634.2 Statutory provisions as part of the trust.
The trust instrument of each trust to which this chapter applies shall be deemed to contain provisions prohibiting the trustee from:
1. Engaging in any act of self-dealing, as defined in section 4941(d) of the Internal Revenue Code, which would give rise to any liability for the tax imposed by section 4941(a) of the Internal Revenue Code;
2. Retaining any excess business holdings, as defined in section 4943(c) of the Internal Revenue Code, which would give rise to any liability for the tax imposed by section 4943(a) of the Internal Revenue Code;
3. Making any investments which would jeopardize the carrying out of any of the exempt purposes of the trust, within the meaning of section 4944 of the Internal Revenue Code, so as to give rise to any liability for the tax imposed by section 4944(a) of the Internal Revenue Code; and
4. Making any taxable expenditures, as defined in section 4945(d) of the Internal Revenue Code, which would give rise to any liability for the tax imposed by section 4945(a) of the Internal Revenue Code.
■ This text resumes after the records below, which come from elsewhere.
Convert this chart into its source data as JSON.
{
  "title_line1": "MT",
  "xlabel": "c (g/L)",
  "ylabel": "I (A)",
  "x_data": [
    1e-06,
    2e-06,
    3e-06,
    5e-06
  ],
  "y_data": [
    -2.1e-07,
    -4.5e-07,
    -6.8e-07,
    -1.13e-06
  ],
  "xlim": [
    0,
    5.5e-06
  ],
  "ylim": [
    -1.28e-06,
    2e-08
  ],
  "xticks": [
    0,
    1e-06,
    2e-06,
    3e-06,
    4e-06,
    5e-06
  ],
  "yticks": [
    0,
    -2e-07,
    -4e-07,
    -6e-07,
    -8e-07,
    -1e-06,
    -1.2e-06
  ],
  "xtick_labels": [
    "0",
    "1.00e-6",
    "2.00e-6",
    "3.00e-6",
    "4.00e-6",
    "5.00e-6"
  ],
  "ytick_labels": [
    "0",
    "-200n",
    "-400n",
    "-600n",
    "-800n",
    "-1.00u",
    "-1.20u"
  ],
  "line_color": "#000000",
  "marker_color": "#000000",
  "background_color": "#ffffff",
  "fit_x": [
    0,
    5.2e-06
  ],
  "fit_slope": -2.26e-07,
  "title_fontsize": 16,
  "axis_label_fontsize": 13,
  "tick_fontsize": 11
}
However, this section shall not apply either to those split-interest trusts or to amounts thereof which are not subject to the prohibitions applicable to private foundations by reason of the provisions of section 4947 of the Internal Revenue Code.
634.3 Distribution to avoid tax liability.
The trust instrument of each trust to which this chapter applies, except split-interest trusts, shall be deemed to contain a provision requiring the trustee to distribute for the purposes specified in the trust instrument for each taxable year of the trust amounts at least sufficient to avoid liability for the tax imposed by section 4942(a) of the Internal Revenue Code.
634.4 Limitations.
Nothing in this chapter shall impair the rights and powers of the courts or the attorney general of this state with respect to any trust.
634.5 Internal Revenue Code defined.
All references to sections of the Internal Revenue Code mean the Internal Revenue Code as defined in section 422.3.
634.6 Statutory exception in trust.
Nothing in this chapter shall limit the power of a person who creates a trust after July 1, 1971, or the power of a person who has retained or has been granted the right to amend a trust created before July 1, 1971, to include a specific provision in the trust instrument or an amendment to the trust instrument as the case may be, which provides that some or all of the provisions of sections 634.2 and 634.3 shall have no application to such trust.
634.7 Public grants by private foundations or trusts.
A grant, by a trust organized and funded prior to January 1, 1992, to which this chapter applies, to the state of Iowa, or a political subdivision, or agency of the state or political subdivision, for purposes of economic development, shall be regarded as a charitable contribution if made prior to January 1, 1994.